Based on our MARS model, we’ve identified critical factors contributing to customer churn, such as Tenure and Total Charges. We propose a discount program that rewards newer customers with discounts, targeting customers who have only used our service less than 6 or 12 months.
The anticipated cost of this program, when offset against the predicted retention-led revenue, indicates a net gain for the company. For instance, offering a 10% discount for customers who have only stayed with us for less than 12 months prevents 71% of predicted churns, the savings in retained revenue would substantially exceed the expense of the discounts applied. The estimated cost of this discount program is $2,492.70, while the potential revenue retained is $24,927.50. This presents us with a net benefit of $22,435, making the incentive scheme a profitable investment for the company.
As a result, the investment in our loyalty program not only strengthens our relationship with current customers but also ensures sustained profitability.
Our solution introduces a discount program targeting key churn factors—tenure and total charges. Financial projections suggest the program’s costs are outweighed by its benefits, with a 10% discount for the most vulnerable customer segment (customers who have only stayed with us for less than 12 months) poised to significantly reduce churn. The expected net gain from this program affirms its potential to bolster both customer loyalty and company profitability.
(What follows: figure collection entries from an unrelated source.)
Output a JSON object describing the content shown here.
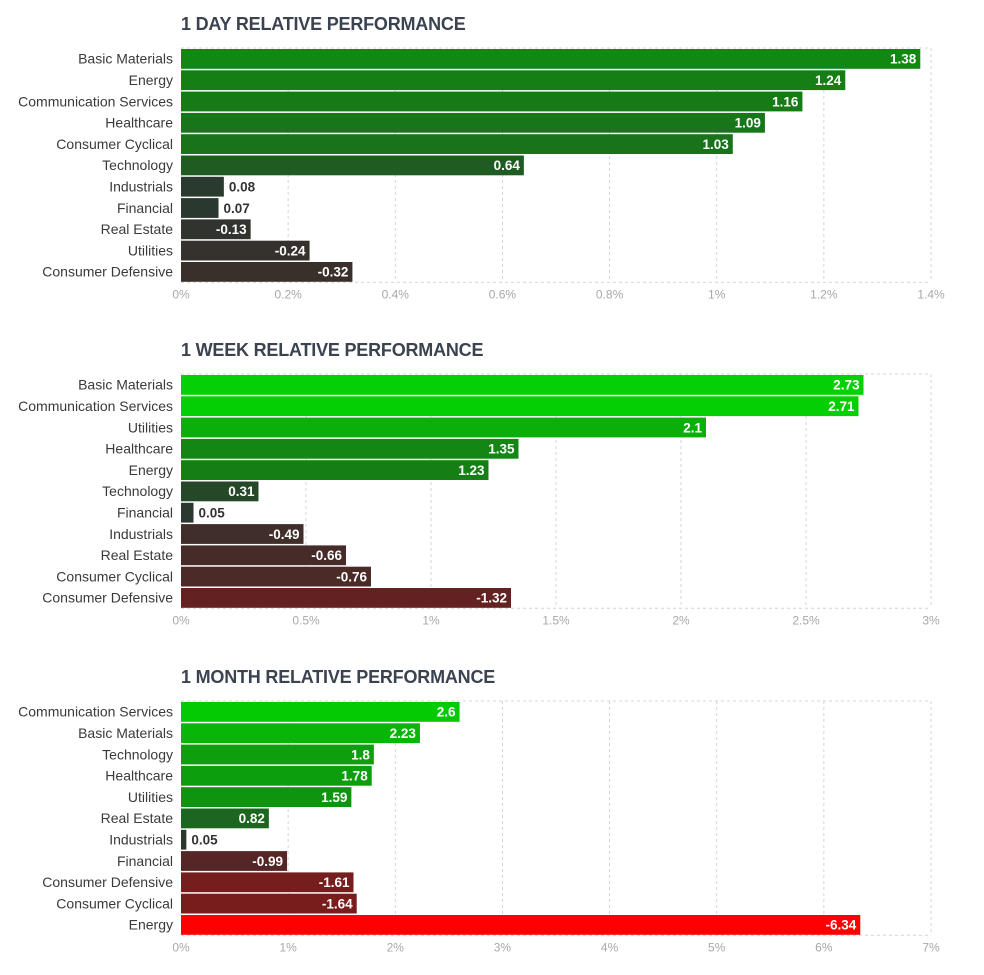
{
  "chart_data": [
    {
      "type": "bar",
      "orientation": "horizontal",
      "title": "1 DAY RELATIVE PERFORMANCE",
      "categories": [
        "Basic Materials",
        "Energy",
        "Communication Services",
        "Healthcare",
        "Consumer Cyclical",
        "Technology",
        "Industrials",
        "Financial",
        "Real Estate",
        "Utilities",
        "Consumer Defensive"
      ],
      "values": [
        1.38,
        1.24,
        1.16,
        1.09,
        1.03,
        0.64,
        0.08,
        0.07,
        -0.13,
        -0.24,
        -0.32
      ],
      "value_labels": [
        "1.38",
        "1.24",
        "1.16",
        "1.09",
        "1.03",
        "0.64",
        "0.08",
        "0.07",
        "-0.13",
        "-0.24",
        "-0.32"
      ],
      "xlim": [
        0,
        1.4
      ],
      "xticks": [
        "0%",
        "0.2%",
        "0.4%",
        "0.6%",
        "0.8%",
        "1%",
        "1.2%",
        "1.4%"
      ],
      "xlabel": "",
      "ylabel": "",
      "bar_magnitude": "absolute value"
    },
    {
      "type": "bar",
      "orientation": "horizontal",
      "title": "1 WEEK RELATIVE PERFORMANCE",
      "categories": [
        "Basic Materials",
        "Communication Services",
        "Utilities",
        "Healthcare",
        "Energy",
        "Technology",
        "Financial",
        "Industrials",
        "Real Estate",
        "Consumer Cyclical",
        "Consumer Defensive"
      ],
      "values": [
        2.73,
        2.71,
        2.1,
        1.35,
        1.23,
        0.31,
        0.05,
        -0.49,
        -0.66,
        -0.76,
        -1.32
      ],
      "value_labels": [
        "2.73",
        "2.71",
        "2.1",
        "1.35",
        "1.23",
        "0.31",
        "0.05",
        "-0.49",
        "-0.66",
        "-0.76",
        "-1.32"
      ],
      "xlim": [
        0,
        3
      ],
      "xticks": [
        "0%",
        "0.5%",
        "1%",
        "1.5%",
        "2%",
        "2.5%",
        "3%"
      ],
      "xlabel": "",
      "ylabel": "",
      "bar_magnitude": "absolute value"
    },
    {
      "type": "bar",
      "orientation": "horizontal",
      "title": "1 MONTH RELATIVE PERFORMANCE",
      "categories": [
        "Communication Services",
        "Basic Materials",
        "Technology",
        "Healthcare",
        "Utilities",
        "Real Estate",
        "Industrials",
        "Financial",
        "Consumer Defensive",
        "Consumer Cyclical",
        "Energy"
      ],
      "values": [
        2.6,
        2.23,
        1.8,
        1.78,
        1.59,
        0.82,
        0.05,
        -0.99,
        -1.61,
        -1.64,
        -6.34
      ],
      "value_labels": [
        "2.6",
        "2.23",
        "1.8",
        "1.78",
        "1.59",
        "0.82",
        "0.05",
        "-0.99",
        "-1.61",
        "-1.64",
        "-6.34"
      ],
      "xlim": [
        0,
        7
      ],
      "xticks": [
        "0%",
        "1%",
        "2%",
        "3%",
        "4%",
        "5%",
        "6%",
        "7%"
      ],
      "xlabel": "",
      "ylabel": "",
      "bar_magnitude": "absolute value"
    }
  ],
  "colors": {
    "positive_max": "#00e000",
    "positive_mid": "#108f10",
    "neutral": "#2b3530",
    "negative_mid": "#6b1f1f",
    "negative_max": "#ff0000",
    "title_text": "#3b4350",
    "grid": "#d4d4d4"
  }
}
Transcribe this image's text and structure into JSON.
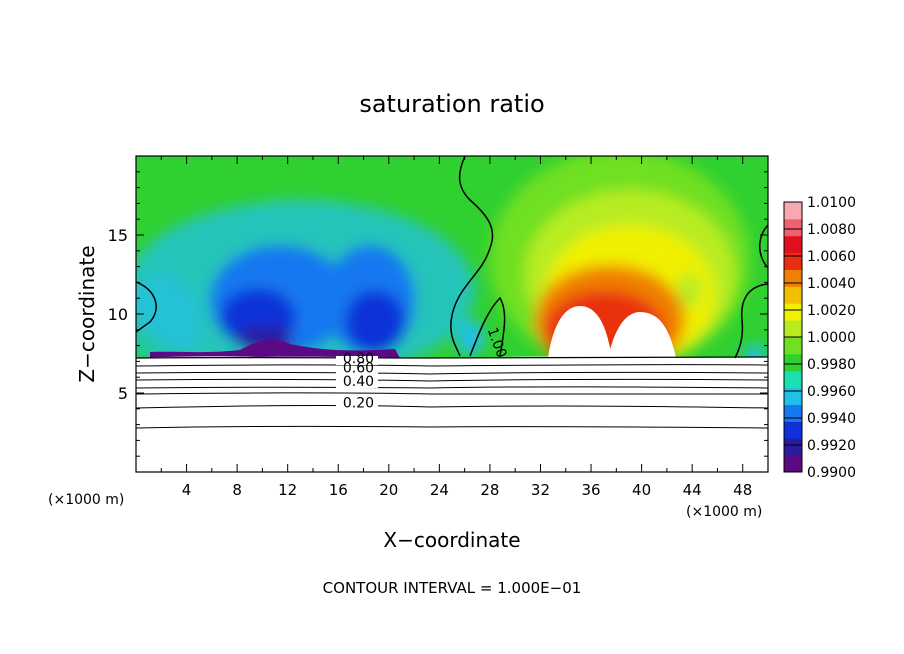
{
  "chart_data": {
    "type": "heatmap",
    "title": "saturation ratio",
    "xlabel": "X−coordinate",
    "ylabel": "Z−coordinate",
    "x_unit": "(×1000 m)",
    "y_unit": "(×1000 m)",
    "xlim": [
      0,
      50
    ],
    "ylim": [
      0,
      20
    ],
    "x_ticks": [
      4,
      8,
      12,
      16,
      20,
      24,
      28,
      32,
      36,
      40,
      44,
      48
    ],
    "y_ticks": [
      5,
      10,
      15
    ],
    "footer": "CONTOUR INTERVAL = 1.000E−01",
    "colorbar": {
      "labels": [
        "1.0100",
        "1.0080",
        "1.0060",
        "1.0040",
        "1.0020",
        "1.0000",
        "0.9980",
        "0.9960",
        "0.9940",
        "0.9920",
        "0.9900"
      ],
      "colors": [
        "#5a0a82",
        "#2a1aa0",
        "#1030d8",
        "#1878f0",
        "#22c0e8",
        "#18e0b0",
        "#30d030",
        "#70e020",
        "#b8ec20",
        "#f0f000",
        "#f0c000",
        "#f08000",
        "#e83010",
        "#e01020",
        "#f06070",
        "#f8a8b0"
      ]
    },
    "contour_labels": [
      {
        "text": "0.80",
        "x": 17.6,
        "y": 7.2
      },
      {
        "text": "0.60",
        "x": 17.6,
        "y": 6.6
      },
      {
        "text": "0.40",
        "x": 17.6,
        "y": 5.75
      },
      {
        "text": "0.20",
        "x": 17.6,
        "y": 4.4
      },
      {
        "text": "1.00",
        "x": 28.6,
        "y": 8.2
      }
    ],
    "terrain_contours": [
      {
        "value": 0.2,
        "y": 4.25
      },
      {
        "value": 0.4,
        "y": 5.65
      },
      {
        "value": 0.6,
        "y": 6.5
      },
      {
        "value": 0.8,
        "y": 7.0
      }
    ],
    "surface_height": 7.2
  }
}
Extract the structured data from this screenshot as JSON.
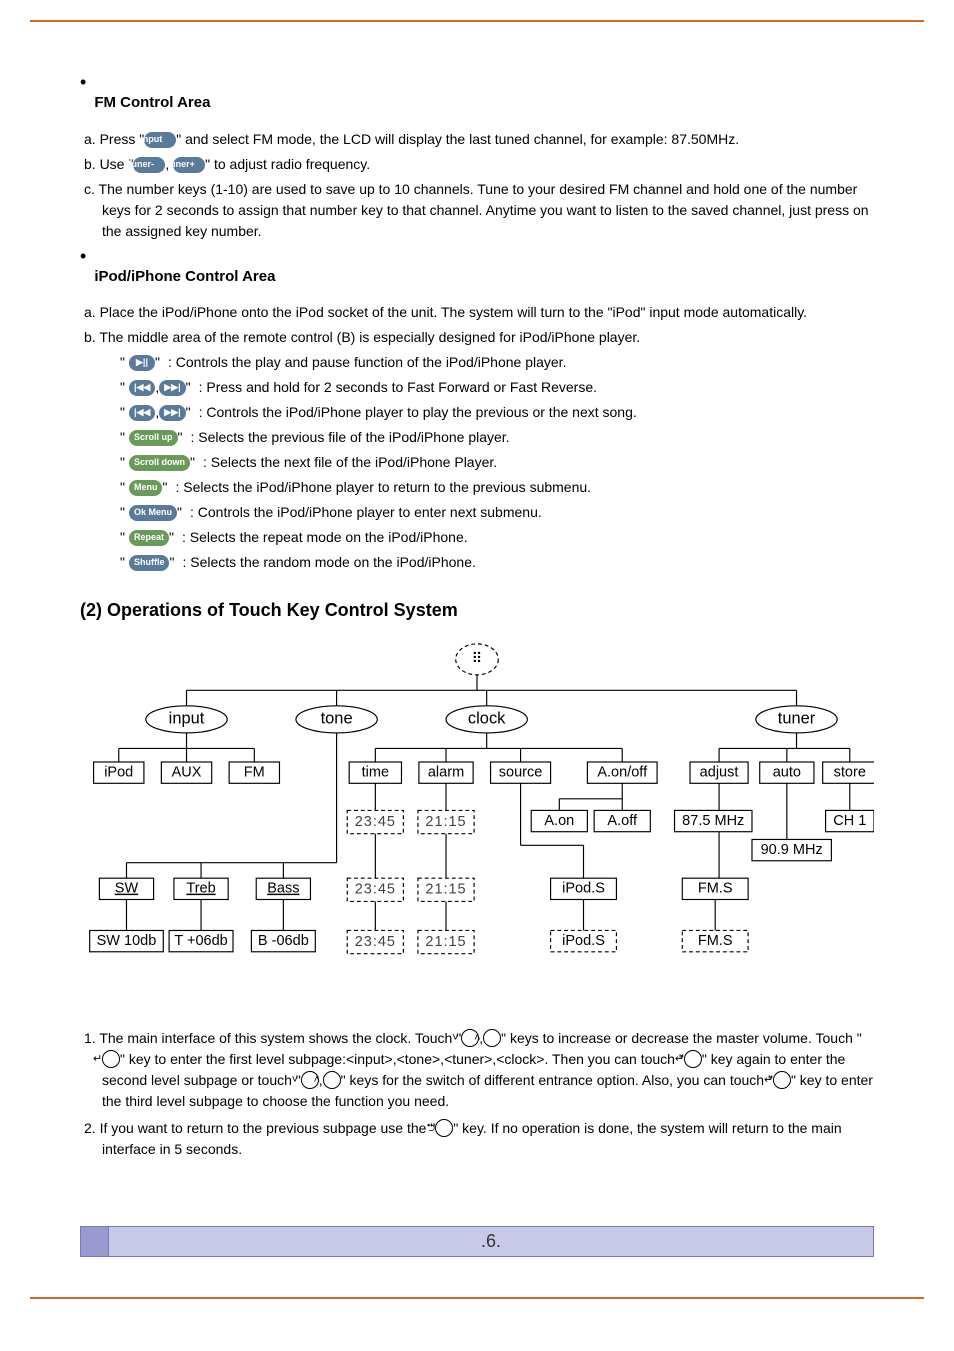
{
  "fm": {
    "title": "FM Control Area",
    "a_prefix": "a. Press \"",
    "a_btn": "Input",
    "a_suffix": "\" and select FM mode, the LCD will display the last tuned channel, for example: 87.50MHz.",
    "b_prefix": "b. Use \"",
    "b_btn1": "Tuner-",
    "b_sep": ",",
    "b_btn2": "Tuner+",
    "b_suffix": "\" to adjust radio frequency.",
    "c": "c. The number keys (1-10) are used to save up to 10 channels. Tune to your desired FM channel and hold one of the number keys for 2 seconds to assign that number key to that channel. Anytime you want to listen to the saved channel, just press on the assigned key number."
  },
  "ipod": {
    "title": "iPod/iPhone Control Area",
    "a": "a. Place the iPod/iPhone onto the iPod socket of the unit. The system will turn to the \"iPod\" input mode automatically.",
    "b": "b. The middle area of the remote control (B) is especially designed for iPod/iPhone player.",
    "rows": [
      {
        "btns": [
          "▶||"
        ],
        "color": "blue",
        "desc": ": Controls the play and pause function of the iPod/iPhone player."
      },
      {
        "btns": [
          "|◀◀",
          "▶▶|"
        ],
        "color": "blue",
        "desc": ": Press and hold for 2 seconds to Fast Forward or Fast Reverse."
      },
      {
        "btns": [
          "|◀◀",
          "▶▶|"
        ],
        "color": "blue",
        "desc": ": Controls the iPod/iPhone player to play the previous or the next song."
      },
      {
        "btns": [
          "Scroll up"
        ],
        "color": "green",
        "desc": ": Selects the previous file of the iPod/iPhone player."
      },
      {
        "btns": [
          "Scroll down"
        ],
        "color": "green",
        "desc": ": Selects the next file of the iPod/iPhone Player."
      },
      {
        "btns": [
          "Menu"
        ],
        "color": "green",
        "desc": ": Selects the iPod/iPhone player to return to the previous submenu."
      },
      {
        "btns": [
          "Ok Menu"
        ],
        "color": "blue",
        "wide": true,
        "desc": ": Controls the iPod/iPhone player to enter next submenu."
      },
      {
        "btns": [
          "Repeat"
        ],
        "color": "green",
        "desc": ": Selects the repeat mode on the iPod/iPhone."
      },
      {
        "btns": [
          "Shuffle"
        ],
        "color": "blue",
        "desc": ": Selects the random mode on the iPod/iPhone."
      }
    ]
  },
  "ops_title": "(2) Operations of Touch Key Control System",
  "diagram": {
    "root_glyph": "⠿",
    "level1": [
      "input",
      "tone",
      "clock",
      "tuner"
    ],
    "input_children": [
      "iPod",
      "AUX",
      "FM"
    ],
    "tone_children": [
      "SW",
      "Treb",
      "Bass"
    ],
    "tone_sub": [
      "SW 10db",
      "T +06db",
      "B -06db"
    ],
    "clock_children": [
      "time",
      "alarm",
      "source",
      "A.on/off"
    ],
    "time_vals": [
      "23:45",
      "23:45",
      "23:45"
    ],
    "alarm_vals": [
      "21:15",
      "21:15",
      "21:15"
    ],
    "source_vals": [
      "iPod.S",
      "iPod.S"
    ],
    "aon_vals": [
      "A.on",
      "A.off"
    ],
    "tuner_children": [
      "adjust",
      "auto",
      "store"
    ],
    "adjust_val": "87.5 MHz",
    "auto_val": "90.9 MHz",
    "store_val": "CH 1",
    "fms_vals": [
      "FM.S",
      "FM.S"
    ]
  },
  "p1_pre": "1. The main interface of this system shows the clock.  Touch \"",
  "p1_k1": "˅",
  "p1_mid1": ",",
  "p1_k2": "˄",
  "p1_mid2": "\" keys to increase or decrease the master volume.  Touch \"",
  "p1_k3": "↵",
  "p1_mid3": "\" key to enter the first level subpage:<input>,<tone>,<tuner>,<clock>. Then you can touch \"",
  "p1_k4": "↵",
  "p1_mid4": "\" key again to enter the second level subpage or touch \"",
  "p1_k5": "˅",
  "p1_mid5": ",",
  "p1_k6": "˄",
  "p1_mid6": "\" keys for the switch of different entrance option. Also, you can touch \"",
  "p1_k7": "↵",
  "p1_mid7": "\" key to enter the third level subpage to choose the function you need.",
  "p2_pre": "2. If you want to return to the previous subpage use the \"",
  "p2_k1": "⮌",
  "p2_suf": "\" key. If no operation is done, the system will return to the main interface in 5 seconds.",
  "page_num": ".6."
}
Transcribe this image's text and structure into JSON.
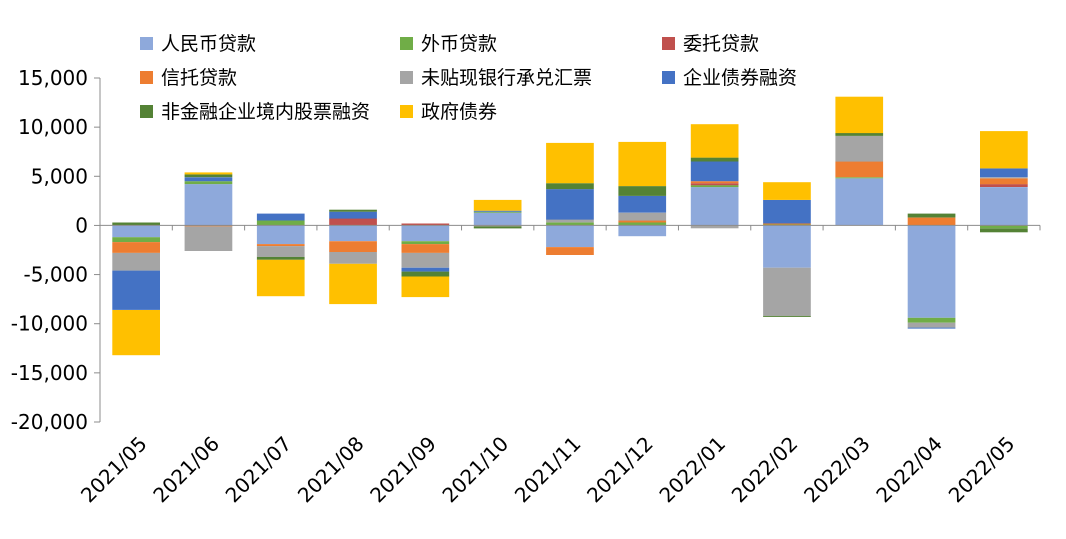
{
  "chart_data": {
    "type": "bar",
    "stacked": true,
    "categories": [
      "2021/05",
      "2021/06",
      "2021/07",
      "2021/08",
      "2021/09",
      "2021/10",
      "2021/11",
      "2021/12",
      "2022/01",
      "2022/02",
      "2022/03",
      "2022/04",
      "2022/05"
    ],
    "ylim": [
      -20000,
      15000
    ],
    "yticks": [
      15000,
      10000,
      5000,
      0,
      -5000,
      -10000,
      -15000,
      -20000
    ],
    "ytick_labels": [
      "15,000",
      "10,000",
      "5,000",
      "0",
      "-5,000",
      "-10,000",
      "-15,000",
      "-20,000"
    ],
    "legend_position": "top",
    "series": [
      {
        "name": "人民币贷款",
        "color": "#8EA9DB",
        "values": [
          -1200,
          4200,
          -1900,
          -1600,
          -1600,
          1300,
          -2200,
          -1100,
          3900,
          -4300,
          4800,
          -9400,
          3900
        ]
      },
      {
        "name": "外币贷款",
        "color": "#70AD47",
        "values": [
          -500,
          300,
          500,
          0,
          -300,
          100,
          300,
          300,
          200,
          100,
          100,
          -500,
          -300
        ]
      },
      {
        "name": "委托贷款",
        "color": "#C0504D",
        "values": [
          0,
          0,
          0,
          700,
          200,
          0,
          0,
          0,
          200,
          0,
          0,
          0,
          300
        ]
      },
      {
        "name": "信托贷款",
        "color": "#ED7D31",
        "values": [
          -1100,
          -100,
          -200,
          -1100,
          -900,
          0,
          -800,
          200,
          200,
          100,
          1600,
          800,
          600
        ]
      },
      {
        "name": "未贴现银行承兑汇票",
        "color": "#A5A5A5",
        "values": [
          -1800,
          -2500,
          -1100,
          -1200,
          -1500,
          -100,
          300,
          800,
          -300,
          -4900,
          2600,
          -500,
          100
        ]
      },
      {
        "name": "企业债券融资",
        "color": "#4472C4",
        "values": [
          -4000,
          400,
          700,
          700,
          -400,
          100,
          3100,
          1700,
          2000,
          2400,
          0,
          -100,
          900
        ]
      },
      {
        "name": "非金融企业境内股票融资",
        "color": "#548235",
        "values": [
          300,
          300,
          -300,
          200,
          -500,
          -200,
          600,
          1000,
          400,
          -100,
          300,
          400,
          -400
        ]
      },
      {
        "name": "政府债券",
        "color": "#FFC000",
        "values": [
          -4600,
          200,
          -3700,
          -4100,
          -2100,
          1100,
          4100,
          4500,
          3400,
          1800,
          3700,
          0,
          3800
        ]
      }
    ]
  }
}
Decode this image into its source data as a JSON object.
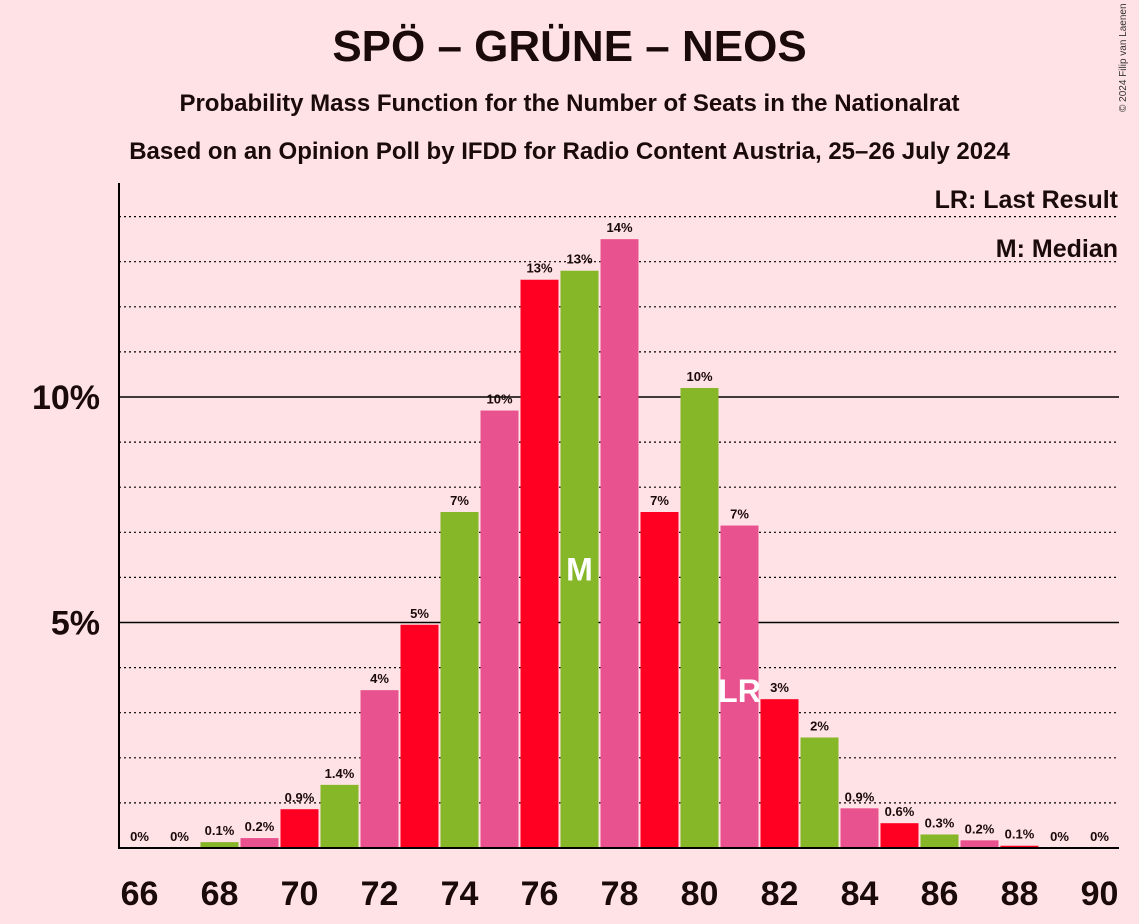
{
  "chart_data": {
    "type": "bar",
    "title": "SPÖ – GRÜNE – NEOS",
    "subtitle1": "Probability Mass Function for the Number of Seats in the Nationalrat",
    "subtitle2": "Based on an Opinion Poll by IFDD for Radio Content Austria, 25–26 July 2024",
    "copyright": "© 2024 Filip van Laenen",
    "legend": {
      "lr": "LR: Last Result",
      "m": "M: Median",
      "position": "top-right"
    },
    "xlim": [
      66,
      90
    ],
    "ylim": [
      0,
      14.7
    ],
    "x_tick_labels": [
      "66",
      "68",
      "70",
      "72",
      "74",
      "76",
      "78",
      "80",
      "82",
      "84",
      "86",
      "88",
      "90"
    ],
    "y_ticks": [
      {
        "value": 5,
        "label": "5%"
      },
      {
        "value": 10,
        "label": "10%"
      }
    ],
    "minor_grid_step": 1,
    "colors": {
      "red": "#FF0022",
      "green": "#86B729",
      "pink": "#E8528E",
      "background": "#FFE2E5"
    },
    "color_cycle": [
      "pink",
      "red",
      "green"
    ],
    "median": 77,
    "last_result": 81,
    "median_mark": "M",
    "last_result_mark": "LR",
    "bars": [
      {
        "x": 66,
        "value": 0,
        "label": "0%"
      },
      {
        "x": 67,
        "value": 0,
        "label": "0%"
      },
      {
        "x": 68,
        "value": 0.13,
        "label": "0.1%"
      },
      {
        "x": 69,
        "value": 0.22,
        "label": "0.2%"
      },
      {
        "x": 70,
        "value": 0.86,
        "label": "0.9%"
      },
      {
        "x": 71,
        "value": 1.4,
        "label": "1.4%"
      },
      {
        "x": 72,
        "value": 3.5,
        "label": "4%"
      },
      {
        "x": 73,
        "value": 4.95,
        "label": "5%"
      },
      {
        "x": 74,
        "value": 7.45,
        "label": "7%"
      },
      {
        "x": 75,
        "value": 9.7,
        "label": "10%"
      },
      {
        "x": 76,
        "value": 12.6,
        "label": "13%"
      },
      {
        "x": 77,
        "value": 12.8,
        "label": "13%"
      },
      {
        "x": 78,
        "value": 13.5,
        "label": "14%"
      },
      {
        "x": 79,
        "value": 7.45,
        "label": "7%"
      },
      {
        "x": 80,
        "value": 10.2,
        "label": "10%"
      },
      {
        "x": 81,
        "value": 7.15,
        "label": "7%"
      },
      {
        "x": 82,
        "value": 3.3,
        "label": "3%"
      },
      {
        "x": 83,
        "value": 2.45,
        "label": "2%"
      },
      {
        "x": 84,
        "value": 0.88,
        "label": "0.9%"
      },
      {
        "x": 85,
        "value": 0.55,
        "label": "0.6%"
      },
      {
        "x": 86,
        "value": 0.3,
        "label": "0.3%"
      },
      {
        "x": 87,
        "value": 0.17,
        "label": "0.2%"
      },
      {
        "x": 88,
        "value": 0.05,
        "label": "0.1%"
      },
      {
        "x": 89,
        "value": 0,
        "label": "0%"
      },
      {
        "x": 90,
        "value": 0,
        "label": "0%"
      }
    ]
  }
}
In order to enhance the strategy based on our analysis, we believe that we can focus on deeper customer segmentation to tailor retention efforts more effectively and introduce personalized incentives that resonate with high-risk churn segments. For instance, when we analyzed the test dataset, we noticed that all of the predicted churned customers were enrolled in the month-to-month contract type. Looking at different strategies to convert month-to-month customers to longer-duration contract customers can be significantly impactful. Our proposed incentives also focus mainly on more recent customers who have only used the service for less than 12 months. Additionally, looking deeper into devising specific loyalty programs that reward tenure can further cover other customer segments that are vulnerable to churning. This approach should be underpinned by a thorough cost-benefit analysis to ensure that our strategies are both effective, economically viable, and sustainable in terms of profit and inferred value to customers.